The Top Gear car review: McLaren 720S Spider

Overall verdict
All the best bits of the coupe, now with added fresh air


Slick roof mechanism, clever new features, steering and dynamic package, sheer range of ability


Engine could be more charismatic, dash reflections in windscreen, price, not a lot else


What is it?

A car capable of putting a 200mph breeze across your bonce. Or perhaps more pertinently the roadster version of our favourite current supercar, McLaren’s 720S. Now, you know the score. Take supercar, remove roof, receive roadster. Only it’s never that simple because 700bhp supercars need to be stiff, and so in addition to the roof’s motors and panels, they need extra bracing and strengthening. End up weighing 150kg more.

You’re one step ahead of us, no doubt. McLaren’s dedication to a super-stiff carbon fibre tub instead of the aluminium monocoque used by almost all rivals means weight gain is kept to a minimum – just 49kg here – and strength isn’t sacrificed. That’s not to say both use identical Monocage II tubs. No, McLaren had to slightly alter the header rail to incorporate a central securing latch for the retracting roof.

OK, there’s a bit more to it, which has led to the 720S Spider’s chassis tub gaining an extra letter. This is now Monocage II-S. The changes mainly incorporate a new carbon rear section behind the seats (basically a frame for the roof to fold into) and alterations to the hinges and sealing as the door glass is now frameless.

The roof. Moved by electric motors rather than hydraulics, so it’s quieter. And it moves fast, too. Just 11 seconds to complete the sun vs rain routine. And at up to 31mph. McLaren is so proud of this lid, it’s applied for three patents on it.

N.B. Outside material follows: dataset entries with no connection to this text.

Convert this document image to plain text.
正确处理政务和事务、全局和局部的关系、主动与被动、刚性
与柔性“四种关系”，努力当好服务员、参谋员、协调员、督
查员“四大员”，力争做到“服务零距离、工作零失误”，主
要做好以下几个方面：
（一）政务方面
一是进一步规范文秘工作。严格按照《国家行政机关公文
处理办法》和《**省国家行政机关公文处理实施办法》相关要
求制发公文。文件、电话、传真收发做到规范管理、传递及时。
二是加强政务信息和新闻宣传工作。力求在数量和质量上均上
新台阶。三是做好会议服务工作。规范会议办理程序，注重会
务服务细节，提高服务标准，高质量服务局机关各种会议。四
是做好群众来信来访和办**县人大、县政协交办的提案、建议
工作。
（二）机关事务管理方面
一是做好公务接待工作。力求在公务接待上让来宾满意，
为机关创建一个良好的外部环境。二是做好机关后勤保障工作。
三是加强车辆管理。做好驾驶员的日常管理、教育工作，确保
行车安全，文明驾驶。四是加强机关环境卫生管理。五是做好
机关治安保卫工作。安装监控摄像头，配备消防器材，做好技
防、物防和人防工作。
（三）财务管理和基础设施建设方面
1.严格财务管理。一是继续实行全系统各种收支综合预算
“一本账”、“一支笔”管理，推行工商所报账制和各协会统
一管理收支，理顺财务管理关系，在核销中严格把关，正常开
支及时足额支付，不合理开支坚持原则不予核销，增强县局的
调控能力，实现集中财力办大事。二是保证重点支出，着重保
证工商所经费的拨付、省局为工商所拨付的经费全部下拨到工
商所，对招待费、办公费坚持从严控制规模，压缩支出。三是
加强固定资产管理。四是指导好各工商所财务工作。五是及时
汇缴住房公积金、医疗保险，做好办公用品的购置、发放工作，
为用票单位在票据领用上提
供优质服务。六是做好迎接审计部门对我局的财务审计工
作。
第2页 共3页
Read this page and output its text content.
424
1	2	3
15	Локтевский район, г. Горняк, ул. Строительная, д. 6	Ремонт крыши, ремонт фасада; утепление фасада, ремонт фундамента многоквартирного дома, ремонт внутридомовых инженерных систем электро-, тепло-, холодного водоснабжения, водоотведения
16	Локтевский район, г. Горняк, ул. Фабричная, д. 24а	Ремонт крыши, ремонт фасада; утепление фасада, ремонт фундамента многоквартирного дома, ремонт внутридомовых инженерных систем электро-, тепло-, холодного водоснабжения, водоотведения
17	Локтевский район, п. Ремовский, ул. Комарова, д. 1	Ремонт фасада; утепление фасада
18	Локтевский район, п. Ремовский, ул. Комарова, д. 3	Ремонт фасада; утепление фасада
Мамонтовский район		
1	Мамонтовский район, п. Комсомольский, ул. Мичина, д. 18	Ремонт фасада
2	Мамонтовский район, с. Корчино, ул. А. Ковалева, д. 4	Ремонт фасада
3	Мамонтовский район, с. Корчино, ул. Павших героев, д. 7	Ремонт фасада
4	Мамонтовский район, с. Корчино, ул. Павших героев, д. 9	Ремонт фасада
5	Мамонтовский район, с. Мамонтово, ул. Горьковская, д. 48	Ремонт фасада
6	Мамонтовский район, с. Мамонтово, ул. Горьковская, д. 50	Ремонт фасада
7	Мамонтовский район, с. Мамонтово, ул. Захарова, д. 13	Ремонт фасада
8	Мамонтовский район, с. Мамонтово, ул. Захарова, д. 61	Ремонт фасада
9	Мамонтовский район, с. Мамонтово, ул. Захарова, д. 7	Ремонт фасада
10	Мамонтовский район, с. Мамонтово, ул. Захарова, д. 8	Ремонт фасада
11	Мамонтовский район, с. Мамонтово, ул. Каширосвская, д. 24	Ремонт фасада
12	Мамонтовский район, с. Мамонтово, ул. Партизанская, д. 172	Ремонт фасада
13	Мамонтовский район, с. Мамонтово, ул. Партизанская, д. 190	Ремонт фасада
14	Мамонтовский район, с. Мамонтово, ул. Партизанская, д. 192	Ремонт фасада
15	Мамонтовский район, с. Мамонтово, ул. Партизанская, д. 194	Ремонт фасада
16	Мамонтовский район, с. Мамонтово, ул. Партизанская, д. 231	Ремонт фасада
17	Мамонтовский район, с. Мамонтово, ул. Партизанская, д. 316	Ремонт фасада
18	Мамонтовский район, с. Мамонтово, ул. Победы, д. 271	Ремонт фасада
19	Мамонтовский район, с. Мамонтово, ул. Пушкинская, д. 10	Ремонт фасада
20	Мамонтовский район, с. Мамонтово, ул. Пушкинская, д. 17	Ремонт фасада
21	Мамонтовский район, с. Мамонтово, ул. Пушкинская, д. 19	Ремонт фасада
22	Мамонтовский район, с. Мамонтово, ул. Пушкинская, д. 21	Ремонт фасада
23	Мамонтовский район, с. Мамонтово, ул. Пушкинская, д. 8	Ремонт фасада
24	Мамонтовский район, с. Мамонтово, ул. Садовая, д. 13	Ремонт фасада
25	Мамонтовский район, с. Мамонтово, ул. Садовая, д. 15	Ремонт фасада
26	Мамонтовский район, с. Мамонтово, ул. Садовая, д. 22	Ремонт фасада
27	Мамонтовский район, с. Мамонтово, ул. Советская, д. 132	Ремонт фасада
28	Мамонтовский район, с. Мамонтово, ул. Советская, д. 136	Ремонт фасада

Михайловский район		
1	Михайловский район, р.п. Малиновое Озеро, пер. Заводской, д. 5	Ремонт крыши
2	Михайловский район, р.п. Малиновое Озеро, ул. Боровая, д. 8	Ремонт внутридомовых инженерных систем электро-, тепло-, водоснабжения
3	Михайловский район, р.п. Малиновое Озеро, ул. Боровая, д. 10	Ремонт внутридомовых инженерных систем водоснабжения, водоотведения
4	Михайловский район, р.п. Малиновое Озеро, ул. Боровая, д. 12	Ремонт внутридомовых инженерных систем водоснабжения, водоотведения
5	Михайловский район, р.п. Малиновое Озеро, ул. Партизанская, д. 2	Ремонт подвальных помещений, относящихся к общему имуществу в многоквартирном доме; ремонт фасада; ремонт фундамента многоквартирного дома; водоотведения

The 720S coupe gained a reputation for habitability, thanks in no small part to excellent all-round visibility. This is an area roadsters typically perform badly in – somewhat ironic in a car designed to deliver maximum fresh air potential. But McLaren claims to have worked hard to keep the back deck low and that the glazed buttresses improve over-the shoulder visibility by literally some per cent.

Otherwise McLaren has copy/pasted coupe to roadster. Same hydraulic cross-linked variable dampers and active aero package (although your top speed is ‘only’ 202mph with the roof down, 212mph raised), and the 4.0-litre V8 twin turbo is carried over unchanged. But that’s still 710bhp and 568lb ft to do the shoving, so 0-62mph takes 2.8secs and 124mph is dusted in 7.9secs. The Coupe is obviously faster… but only by 0.1secs to 124mph. Basically nothing.

The biggest gain therefore is not the additional 49kg, but the fact McLaren charges £580 for each of those kilos. Yep, while the coupe starts at £208,600, base price for the Spider is £237,000. And like the coupe, most buyers upgrade to either Sport or Luxury specification (£246,990). And then use that as a jumping off point to greater things. Like the eleven carbon fibre option packs fitted to the car you see here that together add another £42,490, helping boost the total list price of this Luxury spec car to £321,900. Ouch.